= Rob McLennan =

Canadian writer, critic, and publisher (born 1970)

Rob McLennan (born 1970) is a Canadian writer, critic, and publisher. His name is specifically and purposefully stylized in lowercase letters.

==Career==
mclennan is the author of two novels, and more than twenty books of poems, stories and essays published in Canada, the United States, England, Ireland, and Japan. He has been called "arguably his generation's finest practitioner" and his writing has garnered significant critical recognition, including the CAA / Air Canada Award as the "most-promising writer under 30 in Canada", the John Newlove Poetry Award, the Mid-Career Artist Award from the Ottawa Arts Council, and being twice long-listed for the CBC Poetry Prize, in 2012 and 2017. He is notable as an interviewer of other poets, with his "12-20 Questions" interviews appearing on his own blog, and in such publications as the Ploughshares journal.

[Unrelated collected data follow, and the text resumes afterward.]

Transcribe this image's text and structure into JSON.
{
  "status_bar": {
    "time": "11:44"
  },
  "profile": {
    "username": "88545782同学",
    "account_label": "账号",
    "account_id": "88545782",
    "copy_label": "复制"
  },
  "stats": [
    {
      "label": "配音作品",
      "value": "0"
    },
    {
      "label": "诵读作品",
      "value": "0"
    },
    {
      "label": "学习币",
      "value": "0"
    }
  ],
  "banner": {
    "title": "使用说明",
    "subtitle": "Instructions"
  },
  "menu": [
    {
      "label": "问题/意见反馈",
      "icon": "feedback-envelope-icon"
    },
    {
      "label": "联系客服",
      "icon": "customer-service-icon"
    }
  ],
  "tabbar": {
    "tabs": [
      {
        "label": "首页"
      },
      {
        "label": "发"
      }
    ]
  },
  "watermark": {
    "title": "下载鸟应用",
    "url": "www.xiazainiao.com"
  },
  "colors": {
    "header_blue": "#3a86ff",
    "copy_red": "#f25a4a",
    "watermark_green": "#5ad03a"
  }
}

mclennan's books have been published by Talonbooks, The Mercury Press, Black Moss Press, New Star Books, Insomniac Press, Broken Jaw Press, Stride, Salmon Publishing and others. His writing style is sometimes experimental and is noted for its use of humour and the element of surprise.

In his capacity as a publisher, mclennan operates above/ground press, a chapbook press that has operated since 1993 as an eclectic disseminator of new (and especially experimental) poetry within the North American poetry community.